Leveraging smaller “micro influencers” in a targeted way is more effective than simply one influencer. This is the difference between social influencing and social broadcasting.
But effectively leveraging influencers can be challenging…
Finding and leveraging influencers is not a cut and dry process. There are no standard operating procedures.
Finding the relevant influencers, even large ones is a logistical pain. Either it is done in-house and drains internal resources, or it is outsourced, and there is little transparency in pricing for influencer services
Micro influencers, while valuable assets are even more difficult to source and leverage because they need to found, briefed, and contracted at scale.
One of the things to consider once you have found influencers is how you approach that working relationship.
Paying smaller influencers to promote a certain product isn’t something brands and marketers necessarily something that brands and marketers don't want to talk about.
Because ultimately what they are trying to achieve and enable is earned media - the word of mouth advertising that is so crucial to a brand’s success
The debate between whether or not social influencer marketing constitutes earned or paid media is one that divides audiences.

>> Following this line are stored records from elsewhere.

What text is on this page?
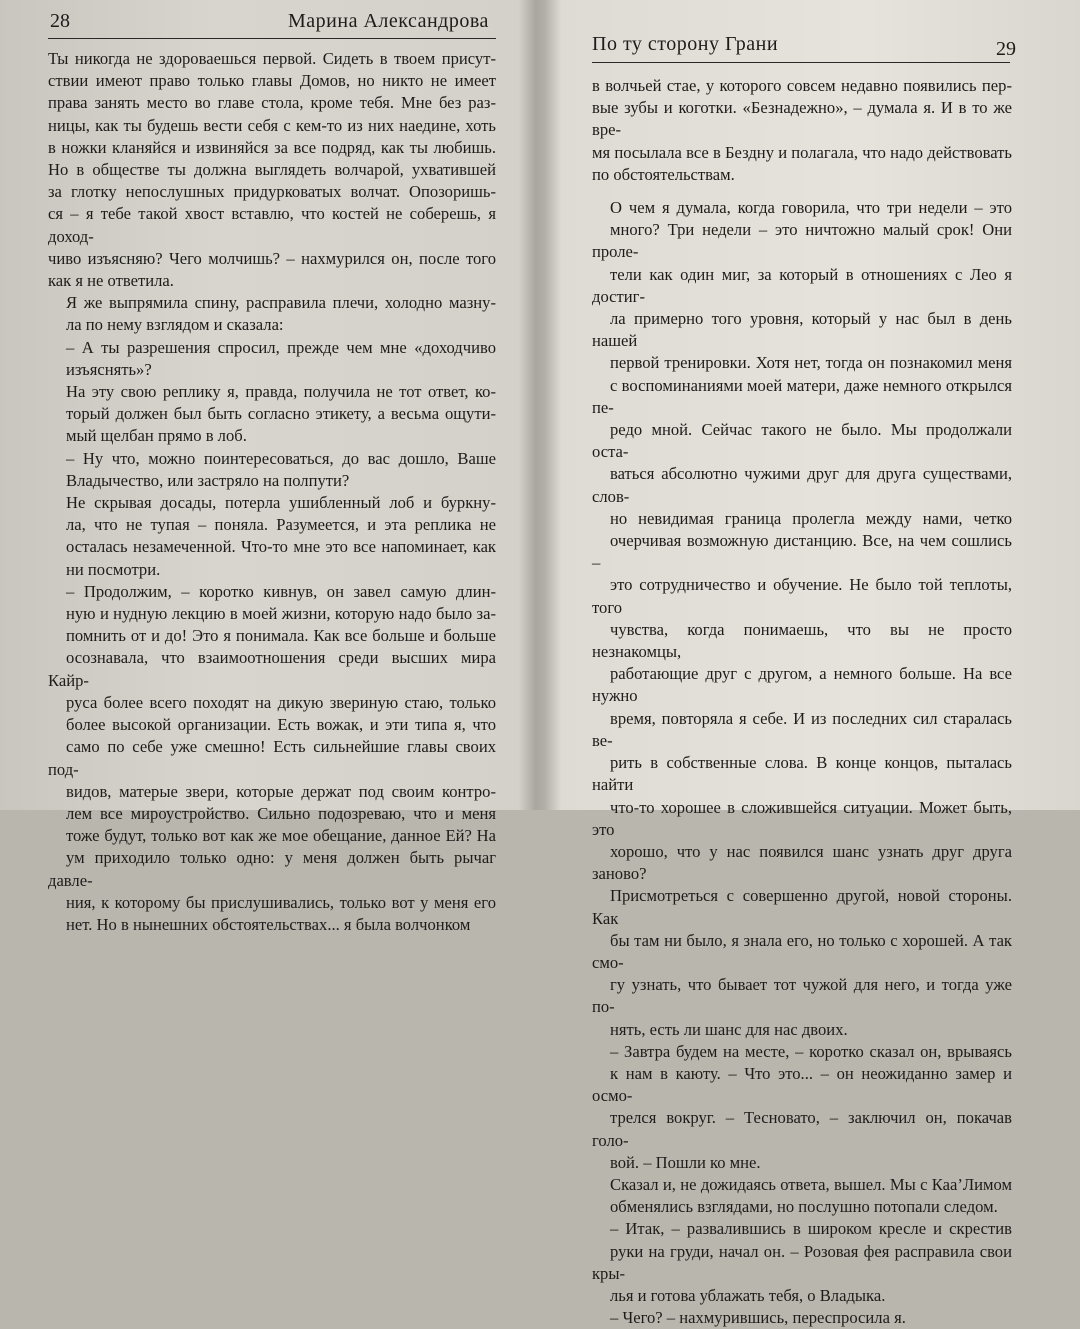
28	Марина Александрова

Ты никогда не здороваешься первой. Сидеть в твоем присут-
ствии имеют право только главы Домов, но никто не имеет
права занять место во главе стола, кроме тебя. Мне без раз-
ницы, как ты будешь вести себя с кем-то из них наедине, хоть
в ножки кланяйся и извиняйся за все подряд, как ты любишь.
Но в обществе ты должна выглядеть волчарой, ухватившей
за глотку непослушных придурковатых волчат. Опозоришь-
ся – я тебе такой хвост вставлю, что костей не соберешь, я доход-
чиво изъясняю? Чего молчишь? – нахмурился он, после того
как я не ответила.

Я же выпрямила спину, расправила плечи, холодно мазну-
ла по нему взглядом и сказала:

– А ты разрешения спросил, прежде чем мне «доходчиво
изъяснять»?

На эту свою реплику я, правда, получила не тот ответ, ко-
торый должен был быть согласно этикету, а весьма ощути-
мый щелбан прямо в лоб.

– Ну что, можно поинтересоваться, до вас дошло, Ваше
Владычество, или застряло на полпути?

Не скрывая досады, потерла ушибленный лоб и буркну-
ла, что не тупая – поняла. Разумеется, и эта реплика не
осталась незамеченной. Что-то мне это все напоминает, как
ни посмотри.

– Продолжим, – коротко кивнув, он завел самую длин-
ную и нудную лекцию в моей жизни, которую надо было за-
помнить от и до! Это я понимала. Как все больше и больше
осознавала, что взаимоотношения среди высших мира Кайр-
руса более всего походят на дикую звериную стаю, только
более высокой организации. Есть вожак, и эти типа я, что
само по себе уже смешно! Есть сильнейшие главы своих под-
видов, матерые звери, которые держат под своим контро-
лем все мироустройство. Сильно подозреваю, что и меня
тоже будут, только вот как же мое обещание, данное Ей? На
ум приходило только одно: у меня должен быть рычаг давле-
ния, к которому бы прислушивались, только вот у меня его
нет. Но в нынешних обстоятельствах... я была волчонком

По ту сторону Грани	29

в волчьей стае, у которого совсем недавно появились пер-
вые зубы и коготки. «Безнадежно», – думала я. И в то же вре-
мя посылала все в Бездну и полагала, что надо действовать
по обстоятельствам.

О чем я думала, когда говорила, что три недели – это
много? Три недели – это ничтожно малый срок! Они проле-
тели как один миг, за который в отношениях с Лео я достиг-
ла примерно того уровня, который у нас был в день нашей
первой тренировки. Хотя нет, тогда он познакомил меня
с воспоминаниями моей матери, даже немного открылся пе-
редо мной. Сейчас такого не было. Мы продолжали оста-
ваться абсолютно чужими друг для друга существами, слов-
но невидимая граница пролегла между нами, четко
очерчивая возможную дистанцию. Все, на чем сошлись –
это сотрудничество и обучение. Не было той теплоты, того
чувства, когда понимаешь, что вы не просто незнакомцы,
работающие друг с другом, а немного больше. На все нужно
время, повторяла я себе. И из последних сил старалась ве-
рить в собственные слова. В конце концов, пыталась найти
что-то хорошее в сложившейся ситуации. Может быть, это
хорошо, что у нас появился шанс узнать друг друга заново?
Присмотреться с совершенно другой, новой стороны. Как
бы там ни было, я знала его, но только с хорошей. А так смо-
гу узнать, что бывает тот чужой для него, и тогда уже по-
нять, есть ли шанс для нас двоих.

– Завтра будем на месте, – коротко сказал он, врываясь
к нам в каюту. – Что это... – он неожиданно замер и осмо-
трелся вокруг. – Тесновато, – заключил он, покачав голо-
вой. – Пошли ко мне.

Сказал и, не дожидаясь ответа, вышел. Мы с Каа’Лимом
обменялись взглядами, но послушно потопали следом.

– Итак, – развалившись в широком кресле и скрестив
руки на груди, начал он. – Розовая фея расправила свои кры-
лья и готова ублажать тебя, о Владыка.

– Чего? – нахмурившись, переспросила я.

At Takumi, we believe that social influencer marketing falls into the earned media category, even if you are paying for it. This might sound counter-intuitive, but let me explain:
On one hand, influencers can be ambassadors. They believe in the product or service and will promote it because of those factors. This is truly earned media. Peer-to-peer recommendations have replaced traditional ads and so and so influencers are essential to swaying opinions of consumers.
On the other hand, influencers are experts, thought leaders, and content creators whose time and creative outputs must be respected by the brands who approach them.
As a result, we take the stance that paying influencers is necessary and does not constitute buying loyalty. It is representative of fair compensation for the influencer’s time, expertise, and creativity.